Bisnis.com, JAKARTA - Komisi Pemberantasan Korupsi (KPK) meminta Ditjen Imigrasi Kementerian Hukum dan HAM untuk melarang Bupati Solok Selatan Muzni Zakaria bepergian ke luar negeri.
Juru Bicara KPK Febri Diansyah mengatakan pelarangan ke luar negeri tersebut berkaitan dengan dugaan suap proyek pengadaan barang dan jasa di Kabupaten Solok Selatan.
"KPK mengirimkan surat ke Imigrasi tentang pelarangan ke luar negeri terhadap 2 orang tersangka," ujar Febri, Selasa (19/11/2019).
Selain Muzni Zakaria yang saat ini belum ditahan KPK, penyidik juga mencegah pemilik Grup Dempo bernama Muhamad Yamin Kahar ke luar negeri.
Febri mengatakan bahwa pencegahan tersebut dilakukan agar keduanya tak sedang berada di luar negeri jika sewaktu-waktu dipanggil penyidik KPK.
"Pencegahan ke luar negeri tersebut dilakukan selama 6 bulan terhitung sejak 8 November 2019," tutur Febri.
Masa cegah ini berlanjut untuk keduanya setelah sebelumnya telah dicegah selama 6 bulan sejak 3 Mei 2019 menyusul pengumuman status tersang pada Mei 2019 lalu.
Dalam perkara ini, KPK menduga Muzni menerima Rp460 juta baik dalam bentuk uang dan barang dari kontraktor yang juga pemilik Grup Dempo bernama Muhamad Yamin Kahar secara bertahap dan dari sejumlah perantara.
Mulanya, Pemkab Solok mencanangkan beberapa proyek strategis di antaranya adalah pembangunan Masjid Agung Solok dengan pagu anggaran sekitar Rp55 miliar dan pembangunan Jembatan Ambayan dengan Pagu Anggaran sekitar Rp14,8 miliar.
Pada Januari 2018, tersangka Muzni Zakaria mendatangi kontraktor pemilik Grup Dampo, yaitu Muhammad Yamin Kahar untuk membicarakan paket pengerjaan pembangunan Masjid Agung Solok Selatan.
Selanjutnya, pada Februari atau Maret 2018, Muzni kembali menawarkan paket pekerjaan pembangunan Jembatan Ambayan untuk dikerjakan oleh perusahaan Muhammad Yamin.

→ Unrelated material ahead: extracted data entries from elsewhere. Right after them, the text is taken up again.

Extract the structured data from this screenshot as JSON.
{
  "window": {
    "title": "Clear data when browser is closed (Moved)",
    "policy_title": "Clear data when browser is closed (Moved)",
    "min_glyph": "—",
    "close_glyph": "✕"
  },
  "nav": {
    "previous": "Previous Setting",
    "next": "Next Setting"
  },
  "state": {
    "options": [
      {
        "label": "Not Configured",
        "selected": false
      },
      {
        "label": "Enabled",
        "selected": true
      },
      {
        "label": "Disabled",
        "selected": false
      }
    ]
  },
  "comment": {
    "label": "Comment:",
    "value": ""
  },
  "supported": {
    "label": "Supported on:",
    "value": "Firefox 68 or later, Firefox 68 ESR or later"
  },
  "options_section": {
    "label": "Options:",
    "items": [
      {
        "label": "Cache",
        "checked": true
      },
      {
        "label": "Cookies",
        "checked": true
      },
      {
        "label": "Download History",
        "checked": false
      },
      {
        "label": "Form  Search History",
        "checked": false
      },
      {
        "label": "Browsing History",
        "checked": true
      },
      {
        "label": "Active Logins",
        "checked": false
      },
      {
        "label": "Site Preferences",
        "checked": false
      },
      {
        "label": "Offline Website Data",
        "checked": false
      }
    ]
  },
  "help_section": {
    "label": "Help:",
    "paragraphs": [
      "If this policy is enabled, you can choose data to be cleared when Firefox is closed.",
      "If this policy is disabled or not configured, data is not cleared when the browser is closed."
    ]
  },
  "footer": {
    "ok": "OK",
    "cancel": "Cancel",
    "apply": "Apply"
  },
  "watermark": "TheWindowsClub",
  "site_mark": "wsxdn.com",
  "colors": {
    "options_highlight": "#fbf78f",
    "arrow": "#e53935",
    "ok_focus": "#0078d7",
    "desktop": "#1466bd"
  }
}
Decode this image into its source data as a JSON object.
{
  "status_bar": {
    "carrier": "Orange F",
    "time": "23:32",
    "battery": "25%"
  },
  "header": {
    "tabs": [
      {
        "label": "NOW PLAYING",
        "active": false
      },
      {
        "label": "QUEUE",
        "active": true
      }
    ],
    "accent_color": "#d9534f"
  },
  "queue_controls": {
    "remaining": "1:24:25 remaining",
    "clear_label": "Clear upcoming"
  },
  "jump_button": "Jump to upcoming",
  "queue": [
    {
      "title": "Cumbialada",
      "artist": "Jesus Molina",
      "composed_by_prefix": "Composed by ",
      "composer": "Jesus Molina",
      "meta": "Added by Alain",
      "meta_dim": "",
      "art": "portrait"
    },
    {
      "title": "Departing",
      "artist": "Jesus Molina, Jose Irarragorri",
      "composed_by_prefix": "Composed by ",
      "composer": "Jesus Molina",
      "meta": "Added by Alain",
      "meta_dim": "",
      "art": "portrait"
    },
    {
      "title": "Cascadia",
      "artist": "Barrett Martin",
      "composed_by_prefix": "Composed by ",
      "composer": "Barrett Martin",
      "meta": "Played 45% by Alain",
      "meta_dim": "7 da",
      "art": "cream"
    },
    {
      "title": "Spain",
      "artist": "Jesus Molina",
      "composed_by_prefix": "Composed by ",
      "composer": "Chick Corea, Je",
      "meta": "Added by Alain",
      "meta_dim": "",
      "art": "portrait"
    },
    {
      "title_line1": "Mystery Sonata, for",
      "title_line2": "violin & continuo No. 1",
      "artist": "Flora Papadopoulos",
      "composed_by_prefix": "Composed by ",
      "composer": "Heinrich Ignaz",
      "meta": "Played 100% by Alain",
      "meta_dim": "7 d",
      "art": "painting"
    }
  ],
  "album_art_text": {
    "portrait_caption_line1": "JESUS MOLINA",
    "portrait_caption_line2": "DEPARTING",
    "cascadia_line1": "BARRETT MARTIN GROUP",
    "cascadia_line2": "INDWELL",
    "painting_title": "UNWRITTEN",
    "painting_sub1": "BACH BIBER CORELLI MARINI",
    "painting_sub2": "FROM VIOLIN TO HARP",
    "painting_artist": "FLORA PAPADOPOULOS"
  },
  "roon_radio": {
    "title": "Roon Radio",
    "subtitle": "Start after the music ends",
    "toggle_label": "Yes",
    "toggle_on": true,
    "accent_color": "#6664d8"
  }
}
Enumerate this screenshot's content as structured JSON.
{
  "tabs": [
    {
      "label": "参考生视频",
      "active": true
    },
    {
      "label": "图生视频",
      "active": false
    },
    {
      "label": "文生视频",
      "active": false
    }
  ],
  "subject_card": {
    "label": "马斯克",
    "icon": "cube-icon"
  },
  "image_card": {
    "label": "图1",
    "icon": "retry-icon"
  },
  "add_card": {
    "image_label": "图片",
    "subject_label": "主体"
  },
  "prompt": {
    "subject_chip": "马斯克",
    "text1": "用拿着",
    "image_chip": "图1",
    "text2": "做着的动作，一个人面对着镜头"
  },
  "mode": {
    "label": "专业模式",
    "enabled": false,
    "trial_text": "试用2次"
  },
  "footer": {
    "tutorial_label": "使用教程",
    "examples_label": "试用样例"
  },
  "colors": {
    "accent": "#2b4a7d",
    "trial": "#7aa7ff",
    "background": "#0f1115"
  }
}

Diduga, pada Januari sampai dengan Maret 2018 baik secara langsung maupun tidak langsung Muzni memerintahkan bawahannya agar paket pekerjaan tersebut diberikan kepada atau dimenangkan oleh perusahaan yang digunakan oleh Muhammad Yamin.
Tersangka Muzni juga beberapa kali meminta uang kepada M. Yamin Kahar baik secara Iangsung maupun melalui perantara.
Diduga pemberian uang dari Muzni yang teIah terealisasi terkait proyek Jembatan Ambayan berjumlah Rp460 juta dalam rentang waktu April hingga Juni 2019 dengan rincian Rp410 juta diterima dalam bentuk uang dan Rp50 juta dalam bentuk barang.
Kemudian, pada Juni 2018, Muzni juga meminta agar uang diserahkan pada pihak Iain a.l yaitu sebesar Rp25 juta yang diserahkan pada Kasubag Protokol untuk THR pegawai dan Rp60 juta diserahkan pada istri Muzni.
Adapun terkait dengan proyek pembangunan Masjid Agung Solok Selatan, M. Yamin juga telah memberikan uang pada seiumlah bawahan Muzni yang merupakan pejabat di Pemkab Solok Selatan sejumlah Rp315 juta.
Dalam prosesnya, Muzni telah menitipkan atau menyerahkan uang Rp440 juta pada KPK dan saat ini dijadikan salah satu bagian dari barang bukti dalam perkara ini.
Muzni disangkakan melanggar Pasal 12 huruf a atau b atau Pasal 11 atau Pasal 12 B UU No 31 tahun 1999 sebagaimana diubah dengan UU No 20 tahun 2001 tentang pemberantasan Tipikor juncto Pasal 55 ayat 1 ke-1 KUHP.
Adapun Muhammad Yamin Kahar disangkakan melanggar Pasal 5 ayat 1 huruf a atau b atau Pasal 13 UU No 31 tahun 1999 sebagaimana telah diubah dengan UU No 20 tahun 2001 tentang Pemberantasan Tipikor juncto Pasal 55 ayat 1 ke-1 KUHP.